The base can be either 16- or 32-bits wide. It is only 16 bits wide when used to control a [[realmode]] enviroment.
 
To address some point in the memory, a segment register and a offset register is used. Segment registers are:
CS, DS, ES, FS, GS and SS.
 
CS points to the segment containing code and DS to the data segment. ES, FS and GS points to extra-segments that could be used to store additional data. The SS-segment is used to hold the [[Stack (computing)|stack]].
 
Each segment-register points to a descriptor. Each descriptor points to a well defined data area. If the descriptor that GS points defines its data area to starts at 0x000A0010, and to end at 0x000C0000, and the EAX-register contains the value 0x0001C234, then the combination GS:EAX will point to 0x000BC244.
 
The GDT and LDT contains ''descriptors'' that points to data areas that has diffrent properities. Most often, there is one null-descriptor, 2 data descriptors, 2 code descriptors and a multiply of TSS-descriptors.

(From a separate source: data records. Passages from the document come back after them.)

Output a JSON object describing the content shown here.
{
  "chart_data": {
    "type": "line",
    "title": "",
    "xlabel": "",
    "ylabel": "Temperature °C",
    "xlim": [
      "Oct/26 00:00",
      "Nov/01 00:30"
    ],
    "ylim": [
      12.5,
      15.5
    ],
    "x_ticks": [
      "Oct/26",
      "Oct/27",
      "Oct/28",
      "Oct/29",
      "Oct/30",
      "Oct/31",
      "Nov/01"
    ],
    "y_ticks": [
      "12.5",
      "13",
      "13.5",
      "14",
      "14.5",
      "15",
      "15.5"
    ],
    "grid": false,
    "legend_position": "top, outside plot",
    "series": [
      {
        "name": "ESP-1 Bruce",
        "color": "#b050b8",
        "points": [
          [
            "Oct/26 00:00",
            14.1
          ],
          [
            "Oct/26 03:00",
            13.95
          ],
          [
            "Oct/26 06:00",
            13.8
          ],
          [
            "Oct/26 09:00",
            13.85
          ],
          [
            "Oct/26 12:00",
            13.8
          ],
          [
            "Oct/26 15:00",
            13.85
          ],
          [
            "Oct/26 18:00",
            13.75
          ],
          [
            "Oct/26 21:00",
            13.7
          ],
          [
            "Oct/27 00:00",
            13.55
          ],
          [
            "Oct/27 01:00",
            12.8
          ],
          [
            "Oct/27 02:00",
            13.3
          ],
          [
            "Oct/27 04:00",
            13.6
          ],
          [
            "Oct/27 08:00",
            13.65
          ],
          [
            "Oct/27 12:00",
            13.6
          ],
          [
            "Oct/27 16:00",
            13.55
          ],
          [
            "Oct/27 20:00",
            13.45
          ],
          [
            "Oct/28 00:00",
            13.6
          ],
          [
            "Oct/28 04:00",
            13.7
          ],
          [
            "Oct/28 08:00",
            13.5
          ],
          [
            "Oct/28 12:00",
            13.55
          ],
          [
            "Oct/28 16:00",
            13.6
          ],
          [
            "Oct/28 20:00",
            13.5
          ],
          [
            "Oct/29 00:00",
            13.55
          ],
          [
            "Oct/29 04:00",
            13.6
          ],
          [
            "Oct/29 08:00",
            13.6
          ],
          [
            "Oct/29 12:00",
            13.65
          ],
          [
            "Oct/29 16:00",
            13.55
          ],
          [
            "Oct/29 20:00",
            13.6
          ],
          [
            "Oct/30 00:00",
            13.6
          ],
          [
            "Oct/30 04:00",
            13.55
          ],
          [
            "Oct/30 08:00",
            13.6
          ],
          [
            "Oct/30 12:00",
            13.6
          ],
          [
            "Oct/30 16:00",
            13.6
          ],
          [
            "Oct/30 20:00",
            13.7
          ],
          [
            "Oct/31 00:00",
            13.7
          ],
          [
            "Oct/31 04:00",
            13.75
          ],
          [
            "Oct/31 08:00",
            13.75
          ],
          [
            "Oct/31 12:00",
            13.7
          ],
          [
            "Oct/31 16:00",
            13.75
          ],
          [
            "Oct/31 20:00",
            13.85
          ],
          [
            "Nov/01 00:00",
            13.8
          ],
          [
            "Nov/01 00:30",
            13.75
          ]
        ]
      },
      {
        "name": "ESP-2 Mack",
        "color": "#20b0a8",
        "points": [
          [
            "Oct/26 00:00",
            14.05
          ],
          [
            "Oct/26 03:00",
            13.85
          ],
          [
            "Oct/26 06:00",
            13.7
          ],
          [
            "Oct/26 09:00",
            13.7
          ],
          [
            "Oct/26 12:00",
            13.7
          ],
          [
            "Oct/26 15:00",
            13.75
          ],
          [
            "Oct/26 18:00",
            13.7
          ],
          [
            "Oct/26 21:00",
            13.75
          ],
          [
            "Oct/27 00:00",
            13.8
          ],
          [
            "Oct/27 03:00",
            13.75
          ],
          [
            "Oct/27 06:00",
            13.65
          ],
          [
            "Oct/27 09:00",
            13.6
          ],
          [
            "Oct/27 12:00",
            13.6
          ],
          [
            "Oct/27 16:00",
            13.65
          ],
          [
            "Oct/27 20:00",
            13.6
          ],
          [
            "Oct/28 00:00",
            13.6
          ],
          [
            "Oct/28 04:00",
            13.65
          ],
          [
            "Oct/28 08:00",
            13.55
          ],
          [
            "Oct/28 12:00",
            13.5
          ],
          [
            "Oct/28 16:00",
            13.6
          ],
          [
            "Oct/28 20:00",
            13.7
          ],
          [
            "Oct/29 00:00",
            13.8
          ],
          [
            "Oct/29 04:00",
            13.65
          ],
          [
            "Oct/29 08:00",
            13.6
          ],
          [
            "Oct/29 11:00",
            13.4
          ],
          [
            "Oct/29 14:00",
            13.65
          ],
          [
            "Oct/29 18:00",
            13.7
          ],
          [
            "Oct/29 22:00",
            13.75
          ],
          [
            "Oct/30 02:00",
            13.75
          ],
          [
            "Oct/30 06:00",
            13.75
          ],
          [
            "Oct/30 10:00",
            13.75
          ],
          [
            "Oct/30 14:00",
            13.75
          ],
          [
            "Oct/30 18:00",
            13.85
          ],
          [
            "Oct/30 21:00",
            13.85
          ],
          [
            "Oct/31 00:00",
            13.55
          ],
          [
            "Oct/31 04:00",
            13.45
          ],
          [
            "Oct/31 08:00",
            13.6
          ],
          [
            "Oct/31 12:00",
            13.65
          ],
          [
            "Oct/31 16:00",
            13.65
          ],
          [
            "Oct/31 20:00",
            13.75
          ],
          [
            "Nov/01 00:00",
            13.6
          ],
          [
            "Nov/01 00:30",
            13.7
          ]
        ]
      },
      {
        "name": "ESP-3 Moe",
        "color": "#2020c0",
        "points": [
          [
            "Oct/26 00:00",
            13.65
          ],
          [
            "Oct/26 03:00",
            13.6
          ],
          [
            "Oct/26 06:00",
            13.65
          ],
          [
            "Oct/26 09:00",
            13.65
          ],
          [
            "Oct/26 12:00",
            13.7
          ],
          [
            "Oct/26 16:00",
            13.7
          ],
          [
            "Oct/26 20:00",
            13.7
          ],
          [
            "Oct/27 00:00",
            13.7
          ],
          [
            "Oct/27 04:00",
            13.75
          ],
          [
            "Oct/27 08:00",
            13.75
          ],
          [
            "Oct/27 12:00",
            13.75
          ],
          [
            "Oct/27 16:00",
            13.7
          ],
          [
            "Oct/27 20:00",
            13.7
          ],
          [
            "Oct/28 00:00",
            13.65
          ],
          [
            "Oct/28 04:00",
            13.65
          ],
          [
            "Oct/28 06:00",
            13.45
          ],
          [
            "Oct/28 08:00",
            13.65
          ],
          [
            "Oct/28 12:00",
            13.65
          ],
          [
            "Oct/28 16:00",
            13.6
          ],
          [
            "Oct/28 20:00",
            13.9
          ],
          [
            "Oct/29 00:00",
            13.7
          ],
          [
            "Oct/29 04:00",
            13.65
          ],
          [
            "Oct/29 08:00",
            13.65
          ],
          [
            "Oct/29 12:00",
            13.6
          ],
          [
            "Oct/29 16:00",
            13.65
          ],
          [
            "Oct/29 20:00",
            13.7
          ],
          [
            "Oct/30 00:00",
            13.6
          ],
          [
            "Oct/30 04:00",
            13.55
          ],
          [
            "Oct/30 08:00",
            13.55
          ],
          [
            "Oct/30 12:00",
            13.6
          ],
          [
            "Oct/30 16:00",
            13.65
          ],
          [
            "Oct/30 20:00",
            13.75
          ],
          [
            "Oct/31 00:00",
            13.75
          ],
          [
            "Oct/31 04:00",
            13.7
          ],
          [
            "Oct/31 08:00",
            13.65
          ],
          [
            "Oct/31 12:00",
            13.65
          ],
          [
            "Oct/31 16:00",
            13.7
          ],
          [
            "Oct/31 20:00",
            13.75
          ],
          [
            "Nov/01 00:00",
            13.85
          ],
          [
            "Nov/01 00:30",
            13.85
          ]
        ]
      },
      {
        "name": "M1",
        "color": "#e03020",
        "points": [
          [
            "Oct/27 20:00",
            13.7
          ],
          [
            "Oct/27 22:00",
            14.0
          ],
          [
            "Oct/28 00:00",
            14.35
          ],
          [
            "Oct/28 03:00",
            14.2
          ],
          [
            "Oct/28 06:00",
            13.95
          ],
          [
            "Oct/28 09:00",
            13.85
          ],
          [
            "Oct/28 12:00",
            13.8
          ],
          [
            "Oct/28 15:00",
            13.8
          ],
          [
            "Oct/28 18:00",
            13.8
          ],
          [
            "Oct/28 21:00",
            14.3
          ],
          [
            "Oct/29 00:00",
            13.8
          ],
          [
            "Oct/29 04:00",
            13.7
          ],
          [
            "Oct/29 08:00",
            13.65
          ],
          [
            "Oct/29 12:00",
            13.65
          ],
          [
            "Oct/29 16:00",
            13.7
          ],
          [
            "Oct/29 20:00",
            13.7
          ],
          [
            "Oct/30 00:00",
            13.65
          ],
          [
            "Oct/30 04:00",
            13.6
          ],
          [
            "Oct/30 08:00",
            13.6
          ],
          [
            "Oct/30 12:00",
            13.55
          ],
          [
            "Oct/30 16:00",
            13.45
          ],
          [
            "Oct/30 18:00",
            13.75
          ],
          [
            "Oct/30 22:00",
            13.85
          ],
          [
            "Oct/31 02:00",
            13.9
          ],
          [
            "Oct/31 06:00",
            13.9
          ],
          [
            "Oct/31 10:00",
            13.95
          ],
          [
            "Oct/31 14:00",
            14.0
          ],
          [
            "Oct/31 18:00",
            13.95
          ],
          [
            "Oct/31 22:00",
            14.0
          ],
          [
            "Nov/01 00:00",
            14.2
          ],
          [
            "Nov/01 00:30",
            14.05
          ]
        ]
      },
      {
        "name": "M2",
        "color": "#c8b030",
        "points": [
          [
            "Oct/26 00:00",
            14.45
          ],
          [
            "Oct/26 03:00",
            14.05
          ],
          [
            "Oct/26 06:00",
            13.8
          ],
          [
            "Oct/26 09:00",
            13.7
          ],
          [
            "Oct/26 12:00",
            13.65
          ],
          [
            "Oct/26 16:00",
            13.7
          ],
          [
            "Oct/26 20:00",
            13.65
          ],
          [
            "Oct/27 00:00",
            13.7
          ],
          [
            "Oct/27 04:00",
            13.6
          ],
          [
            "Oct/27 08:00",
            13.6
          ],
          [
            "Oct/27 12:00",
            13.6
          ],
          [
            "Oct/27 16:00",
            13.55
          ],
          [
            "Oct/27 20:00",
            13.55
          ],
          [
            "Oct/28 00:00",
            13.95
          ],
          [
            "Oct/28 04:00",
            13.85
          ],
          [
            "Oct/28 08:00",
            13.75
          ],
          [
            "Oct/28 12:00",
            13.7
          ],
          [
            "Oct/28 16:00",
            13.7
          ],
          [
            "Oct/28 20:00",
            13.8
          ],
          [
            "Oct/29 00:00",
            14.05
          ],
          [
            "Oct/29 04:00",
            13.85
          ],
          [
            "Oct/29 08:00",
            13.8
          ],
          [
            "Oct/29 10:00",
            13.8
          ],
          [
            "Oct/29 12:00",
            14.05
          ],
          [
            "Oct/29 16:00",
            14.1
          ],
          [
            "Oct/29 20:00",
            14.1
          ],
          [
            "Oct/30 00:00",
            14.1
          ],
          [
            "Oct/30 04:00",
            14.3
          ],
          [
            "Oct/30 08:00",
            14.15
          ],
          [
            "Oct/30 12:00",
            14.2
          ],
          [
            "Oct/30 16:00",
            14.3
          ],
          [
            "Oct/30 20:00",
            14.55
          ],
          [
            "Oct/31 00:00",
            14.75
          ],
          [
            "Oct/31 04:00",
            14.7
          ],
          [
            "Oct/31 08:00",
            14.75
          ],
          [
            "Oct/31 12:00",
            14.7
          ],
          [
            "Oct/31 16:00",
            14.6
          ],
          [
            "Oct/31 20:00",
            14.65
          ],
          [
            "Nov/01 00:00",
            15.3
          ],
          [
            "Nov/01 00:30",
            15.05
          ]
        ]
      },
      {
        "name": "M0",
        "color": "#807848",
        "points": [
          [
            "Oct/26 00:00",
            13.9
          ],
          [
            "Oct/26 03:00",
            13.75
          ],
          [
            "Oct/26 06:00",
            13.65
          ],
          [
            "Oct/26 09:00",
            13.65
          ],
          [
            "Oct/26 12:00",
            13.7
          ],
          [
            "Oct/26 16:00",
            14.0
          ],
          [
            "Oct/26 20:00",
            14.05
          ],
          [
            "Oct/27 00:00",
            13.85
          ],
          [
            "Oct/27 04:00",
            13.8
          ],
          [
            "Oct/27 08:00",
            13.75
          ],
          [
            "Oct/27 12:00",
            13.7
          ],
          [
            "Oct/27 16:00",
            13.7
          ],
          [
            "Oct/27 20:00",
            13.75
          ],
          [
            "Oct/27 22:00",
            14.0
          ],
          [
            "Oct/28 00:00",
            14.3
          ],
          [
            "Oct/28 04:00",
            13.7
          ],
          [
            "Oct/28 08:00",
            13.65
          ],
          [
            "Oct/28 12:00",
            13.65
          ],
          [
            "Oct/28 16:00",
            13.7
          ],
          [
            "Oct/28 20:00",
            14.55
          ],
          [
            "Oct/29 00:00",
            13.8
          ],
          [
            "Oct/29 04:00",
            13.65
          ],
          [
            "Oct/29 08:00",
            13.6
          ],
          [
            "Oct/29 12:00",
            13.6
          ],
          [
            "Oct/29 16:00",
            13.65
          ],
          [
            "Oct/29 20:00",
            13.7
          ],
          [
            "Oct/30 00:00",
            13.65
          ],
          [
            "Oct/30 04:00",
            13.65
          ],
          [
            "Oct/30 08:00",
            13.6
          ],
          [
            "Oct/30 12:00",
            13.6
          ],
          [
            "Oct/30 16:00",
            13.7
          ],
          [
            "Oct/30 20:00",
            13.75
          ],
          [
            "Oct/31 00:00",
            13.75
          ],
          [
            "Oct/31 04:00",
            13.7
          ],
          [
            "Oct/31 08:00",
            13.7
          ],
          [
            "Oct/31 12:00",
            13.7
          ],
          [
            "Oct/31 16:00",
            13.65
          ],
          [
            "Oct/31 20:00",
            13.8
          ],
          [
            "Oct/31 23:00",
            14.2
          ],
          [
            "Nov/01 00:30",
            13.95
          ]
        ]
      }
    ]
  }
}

Most often, the code- and data-descriptors points to an area in the memory that starts at 0 and ends at 4 gigabytes. This way, descriptors and segment registers becomes almost invisible for the application programmer. This is called ''flat memory''-model. In flat memory, segment registers lose their importance. Only offset-registers is used to point out the addresses.
 
TSS-descriptors is used to hold information about tasks. TSS-descriptors are part of the hardware support for multitasking that x86-processors enables.
 
If a segment register points to a descriptor in the GDT or LDT that has a 32-bit base while switching back to [[realmode]], the segmentregister will continiue to point to the 32-bit descriptor for as long as it stays unmodified. If the descriptor has a base pointing to 0, a limit of 4 [[gigabyte]]s, and the D-flag set, then it will become possible to use 32-bit addressing in realmode. This is sometimes called [[unreal mode]] as this is not entierly odinary realmode behaviour.
 
=== Pages ===
 
Paging can be turned on and off with the help of bit 31 in the CR0-register. Register CR3 is used to point to the page directory table. See [[paging]].
 
== Memory layout for PC-computers in protected mode ==
 
Is much the same as in realmode. Alas, some PC-computers has the 15th megabyte occupied by the video-card.
 
0-3FF Application [[RAM]]
400-5FF BDA ([[BIOS]] Data Area) *
600-9FFFF Application RAM
A0000-BFFFF VGA Video memory
C0000-EFFFF Optional ROMs (The VGA ROM is usually located at C0000)
F0000-FFFFF BIOS ROM
 
* = The BIOS is inactive in protected mode, therefor this area could be
considerd to be "application RAM" as well.
 
== Supervisor mode ==
 
See [[supervisor mode]]
 
== Non-application registers ==
 
CR0, CR1, CR2, CR3, TR4, TR5, TR6, TR7, GDTR, LDTR, IDTR and TR.
 
== Interrupts in protected mode ==
 
Interrupts is mostly much the same as in realmode, with the exception of being capable of performing more complicated switches. For example, a interrupt in protected mode can be programmed to automaticly switch into a specific process or thread.
 
The Interrupt Description Table (IDT) is pointed to by the IDT-register (IDTR), wich is 48 bits wide and works just like the GDTR/LDTR. (See above.)
 
== How to switch to protected mode ==
* load GDTR with the pointer to the GDT-table.
* load IDTR with the pointer to the IDT ''OR'' dissable interrupts.